Il ne faut pas non plus que les actions héroïques soient noyées dans le luxe des mots, dans des réflexions déplacées, eu des phrases gigantesques, et qu'on voie dans le récit plus l'historien que le héros.

Il est un juste milieu fixé par le goût et par des convenances généralement senties, qui consiste à attacher le cœur et à satisfaire la curiosité. Votre comité ne s'est pas dissimulé la difficulté de le saisir ; mais il s'est efforcé d'en approcher le plus près qu'il lui a été possible.

Les traits les plus sublimes ne sont toujours que des débris muets et souvent méconnaissables tant qu'ils restent isolés ; ils ne deviennent importants que lorsqu'on a su les réunir et les employer à propos. On a donc pensé qu'il fallait grouper les actes de courage et de vertu qui appartiennent à une armée, à une expédition, à une bataille, à un siège, et les présenter avec un tableau précis et rapide des circonstances qui les ont précédés et suivis ; alors le lecteur se transporte en idée sur le champ de bataille et sur les retranchements ; il marche avec les défenseurs de la liberté, son âme s'enflamme au récit de leurs travaux et de leurs succès ; il brûle d'imiter leur bravoure et de partager leur gloire.

Le jeune Viala expirant sur les bords de la Durance excite l'admiration ; mais il devient encore plus intéressant, lorsqu'on voit, par les circonstances où il se trouvait, toute l'étendue de son dévouement.

Le respect de l'armée d'Italie pour le territoire de Gênes, sur lequel elle est obligée de passer pour attaquer Oneille, donne la plus haute idée des vertus des défenseurs de la république et du caractère national.
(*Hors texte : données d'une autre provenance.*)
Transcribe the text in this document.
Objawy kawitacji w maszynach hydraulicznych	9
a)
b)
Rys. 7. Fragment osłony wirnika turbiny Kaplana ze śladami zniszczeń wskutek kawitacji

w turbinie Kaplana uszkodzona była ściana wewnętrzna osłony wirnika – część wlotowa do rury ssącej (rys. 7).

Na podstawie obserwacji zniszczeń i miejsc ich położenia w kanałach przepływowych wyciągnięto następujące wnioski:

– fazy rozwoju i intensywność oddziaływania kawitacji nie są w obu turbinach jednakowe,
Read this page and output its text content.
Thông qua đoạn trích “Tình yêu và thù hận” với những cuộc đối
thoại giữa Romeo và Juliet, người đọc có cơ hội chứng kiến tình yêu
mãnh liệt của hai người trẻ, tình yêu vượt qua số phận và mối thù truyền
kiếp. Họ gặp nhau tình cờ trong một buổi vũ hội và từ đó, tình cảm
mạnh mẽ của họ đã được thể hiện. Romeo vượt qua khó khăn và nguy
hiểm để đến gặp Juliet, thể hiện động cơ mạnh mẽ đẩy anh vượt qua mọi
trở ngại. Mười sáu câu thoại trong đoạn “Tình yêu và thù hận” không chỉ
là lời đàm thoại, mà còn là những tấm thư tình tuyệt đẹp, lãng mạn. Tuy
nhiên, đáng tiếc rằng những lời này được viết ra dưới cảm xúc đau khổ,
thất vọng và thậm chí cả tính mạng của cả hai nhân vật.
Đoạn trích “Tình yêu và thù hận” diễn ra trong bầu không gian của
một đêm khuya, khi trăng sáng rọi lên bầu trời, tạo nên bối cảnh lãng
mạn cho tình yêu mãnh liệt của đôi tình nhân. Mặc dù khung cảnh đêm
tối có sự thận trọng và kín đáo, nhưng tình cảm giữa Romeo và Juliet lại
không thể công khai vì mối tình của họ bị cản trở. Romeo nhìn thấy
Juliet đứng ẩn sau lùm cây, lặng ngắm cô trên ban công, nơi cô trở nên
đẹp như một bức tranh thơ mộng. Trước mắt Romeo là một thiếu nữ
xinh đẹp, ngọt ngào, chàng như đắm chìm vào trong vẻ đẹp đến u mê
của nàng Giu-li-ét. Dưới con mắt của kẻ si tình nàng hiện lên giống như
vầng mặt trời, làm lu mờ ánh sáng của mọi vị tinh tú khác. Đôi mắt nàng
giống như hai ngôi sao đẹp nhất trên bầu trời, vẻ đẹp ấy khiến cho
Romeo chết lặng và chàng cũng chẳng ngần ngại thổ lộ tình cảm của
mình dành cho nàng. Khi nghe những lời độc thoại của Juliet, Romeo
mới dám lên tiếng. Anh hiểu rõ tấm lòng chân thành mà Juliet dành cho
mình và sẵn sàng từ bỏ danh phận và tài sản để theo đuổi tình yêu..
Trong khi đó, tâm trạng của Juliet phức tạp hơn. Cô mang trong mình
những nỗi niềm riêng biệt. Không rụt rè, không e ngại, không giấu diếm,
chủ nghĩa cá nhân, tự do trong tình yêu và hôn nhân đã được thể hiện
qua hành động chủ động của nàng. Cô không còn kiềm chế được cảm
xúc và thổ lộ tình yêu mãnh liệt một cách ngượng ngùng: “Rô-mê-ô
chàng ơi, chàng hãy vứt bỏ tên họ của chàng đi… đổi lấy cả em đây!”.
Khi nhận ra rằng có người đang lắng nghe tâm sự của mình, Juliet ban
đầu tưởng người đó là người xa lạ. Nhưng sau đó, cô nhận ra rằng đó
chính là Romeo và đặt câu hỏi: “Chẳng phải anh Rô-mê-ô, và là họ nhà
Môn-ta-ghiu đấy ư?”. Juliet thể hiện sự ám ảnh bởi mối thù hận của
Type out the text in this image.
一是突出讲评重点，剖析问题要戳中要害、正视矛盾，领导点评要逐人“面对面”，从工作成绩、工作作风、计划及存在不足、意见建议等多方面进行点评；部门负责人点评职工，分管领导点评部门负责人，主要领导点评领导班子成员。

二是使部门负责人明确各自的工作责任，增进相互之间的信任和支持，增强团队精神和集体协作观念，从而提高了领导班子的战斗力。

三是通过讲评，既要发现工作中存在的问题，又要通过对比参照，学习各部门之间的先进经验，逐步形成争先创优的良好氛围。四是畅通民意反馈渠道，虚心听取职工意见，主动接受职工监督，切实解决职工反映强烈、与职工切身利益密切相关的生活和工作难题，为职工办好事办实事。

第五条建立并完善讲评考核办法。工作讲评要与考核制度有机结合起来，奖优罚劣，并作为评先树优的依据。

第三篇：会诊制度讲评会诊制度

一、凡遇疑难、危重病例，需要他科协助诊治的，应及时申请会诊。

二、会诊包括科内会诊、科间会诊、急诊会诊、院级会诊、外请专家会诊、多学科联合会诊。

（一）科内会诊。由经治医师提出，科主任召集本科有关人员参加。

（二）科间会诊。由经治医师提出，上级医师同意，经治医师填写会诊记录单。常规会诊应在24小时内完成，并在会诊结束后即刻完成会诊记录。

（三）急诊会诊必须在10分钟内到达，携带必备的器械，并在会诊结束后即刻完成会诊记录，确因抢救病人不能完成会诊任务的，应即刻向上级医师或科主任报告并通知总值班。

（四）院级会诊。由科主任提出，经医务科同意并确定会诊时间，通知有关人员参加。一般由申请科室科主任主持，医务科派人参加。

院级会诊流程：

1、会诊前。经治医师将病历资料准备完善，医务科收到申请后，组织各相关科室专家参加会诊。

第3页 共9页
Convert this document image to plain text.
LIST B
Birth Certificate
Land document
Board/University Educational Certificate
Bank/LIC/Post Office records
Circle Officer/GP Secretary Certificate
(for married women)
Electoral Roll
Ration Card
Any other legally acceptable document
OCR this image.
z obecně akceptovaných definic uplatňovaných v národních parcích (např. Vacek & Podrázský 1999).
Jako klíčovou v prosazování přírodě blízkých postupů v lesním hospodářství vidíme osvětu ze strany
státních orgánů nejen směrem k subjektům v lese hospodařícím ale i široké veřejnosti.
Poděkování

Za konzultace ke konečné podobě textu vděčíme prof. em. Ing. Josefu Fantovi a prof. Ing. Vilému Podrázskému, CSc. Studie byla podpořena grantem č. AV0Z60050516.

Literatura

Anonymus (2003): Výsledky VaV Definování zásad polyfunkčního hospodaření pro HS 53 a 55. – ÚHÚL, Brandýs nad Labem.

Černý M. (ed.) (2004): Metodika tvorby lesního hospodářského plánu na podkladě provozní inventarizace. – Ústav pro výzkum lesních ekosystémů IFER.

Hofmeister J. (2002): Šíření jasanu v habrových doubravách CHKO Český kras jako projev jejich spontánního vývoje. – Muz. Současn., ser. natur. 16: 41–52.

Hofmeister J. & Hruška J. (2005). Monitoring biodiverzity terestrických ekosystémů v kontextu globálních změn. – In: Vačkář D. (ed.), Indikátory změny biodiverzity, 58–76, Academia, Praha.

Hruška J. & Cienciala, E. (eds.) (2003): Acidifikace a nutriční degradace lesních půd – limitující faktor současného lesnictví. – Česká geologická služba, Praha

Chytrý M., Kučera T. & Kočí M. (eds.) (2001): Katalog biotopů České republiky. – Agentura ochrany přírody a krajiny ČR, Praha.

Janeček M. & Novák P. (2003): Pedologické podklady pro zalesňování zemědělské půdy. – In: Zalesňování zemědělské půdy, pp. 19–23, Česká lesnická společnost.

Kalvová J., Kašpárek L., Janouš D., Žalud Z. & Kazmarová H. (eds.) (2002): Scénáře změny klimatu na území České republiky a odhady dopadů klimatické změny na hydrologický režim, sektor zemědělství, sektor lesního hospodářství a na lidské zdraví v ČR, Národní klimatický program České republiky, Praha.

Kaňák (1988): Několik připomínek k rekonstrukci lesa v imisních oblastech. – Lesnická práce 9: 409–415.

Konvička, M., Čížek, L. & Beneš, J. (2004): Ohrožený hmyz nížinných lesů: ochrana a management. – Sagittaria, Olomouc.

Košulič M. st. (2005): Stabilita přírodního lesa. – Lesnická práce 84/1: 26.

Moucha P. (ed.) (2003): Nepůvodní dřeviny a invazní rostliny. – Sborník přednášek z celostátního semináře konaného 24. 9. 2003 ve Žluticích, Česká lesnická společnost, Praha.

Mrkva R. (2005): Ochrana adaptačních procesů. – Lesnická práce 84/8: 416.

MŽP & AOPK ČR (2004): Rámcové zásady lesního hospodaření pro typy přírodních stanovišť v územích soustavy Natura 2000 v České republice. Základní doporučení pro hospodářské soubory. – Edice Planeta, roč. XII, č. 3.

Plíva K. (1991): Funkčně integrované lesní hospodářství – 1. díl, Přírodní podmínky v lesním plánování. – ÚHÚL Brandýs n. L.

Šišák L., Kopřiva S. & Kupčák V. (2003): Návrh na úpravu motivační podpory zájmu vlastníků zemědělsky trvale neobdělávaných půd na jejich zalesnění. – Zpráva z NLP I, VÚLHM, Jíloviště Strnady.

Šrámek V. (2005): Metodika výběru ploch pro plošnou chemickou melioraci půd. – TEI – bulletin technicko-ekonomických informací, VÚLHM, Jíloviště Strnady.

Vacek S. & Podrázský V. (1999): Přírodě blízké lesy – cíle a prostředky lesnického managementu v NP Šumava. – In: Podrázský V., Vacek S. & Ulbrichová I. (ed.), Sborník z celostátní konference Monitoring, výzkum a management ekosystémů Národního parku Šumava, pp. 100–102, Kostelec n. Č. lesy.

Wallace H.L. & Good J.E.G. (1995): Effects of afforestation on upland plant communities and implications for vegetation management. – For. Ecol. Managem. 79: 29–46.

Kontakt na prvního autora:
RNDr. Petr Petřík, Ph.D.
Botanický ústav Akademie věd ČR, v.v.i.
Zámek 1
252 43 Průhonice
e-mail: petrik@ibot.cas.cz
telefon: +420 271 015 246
Mais on aime à voir des soldats fatigués respecter des plaines d'orangers qu'ils traversent ; et, à côté, l'armée des Alpes franchir des précipices, gravir des montagnes, braver des torrents de feu, fondre au pas de charge sur les ennemis, et planter l'étendard de la république sur des monts inaccessibles.

On verse des pleurs sur les corps sanglants des généraux Brulé et Langlais, tués par les Piémontais en s'élançant les premiers dans leurs retranchements ; mais on regrette de n'avoir pas marché avec eux à l'instant où l'armée s'ébranle, au milieu des combats, et jusqu'au moment glorieux qui leur fait trouver dans la mort l'immortalité.

Cette forme offre une foule d'avantages ; elle est à la fois simple et sublime comme la révolution ; elle rappelle le souvenir des combats et des succès des défenseurs de la république. Ces numéros ne sont plus un recueil de faits décousus, difficiles à retenir et d'une impression passagère, mais un faisceau de vertus républicaines ; ils deviennent des jalons placés de distance, en distance par la Convention nationale, et qui peuvent fournir des matériaux importants à l'histoire de la révolution et du peuple français.

Chaque année aura, pour ainsi dire, le recueil de ses actions héroïques ; il deviendra pour elles une occasion journalière d'émulation, et à la paix un monument glorieux de leurs travaux.

C'est principalement à tout ce qui porte l'empreinte et le grand caractère de la révolution, à tout ce qui peut l'honorer et imprimer dans toutes les âmes l'amour de la patrie et de la liberté, qu'il faut ouvrir une place dans ce recueil. Sans doute nous aurions encore une riche moisson à faire, si, remontant jusque sous la monarchie, nous voulions porter nos regards sur ces familles respectables que des travaux utiles conservèrent à la vertu, au milieu de la corruption des mœurs ; mais ce n'est pas là notre objet, ni l'intention de la Convention, ni le sens du décret du 28 septembre. Il ne s'agit pas de compiler d'anciens journaux, mais de marcher avec le peuple depuis qu'il a conquis sa liberté, de recueillir les vertus qu'il a semées, et de rédiger un grand livre des actions héroïques, capables d'immortaliser les héros qu'enfante la liberté, et de fixer l'admiration de tous les siècles.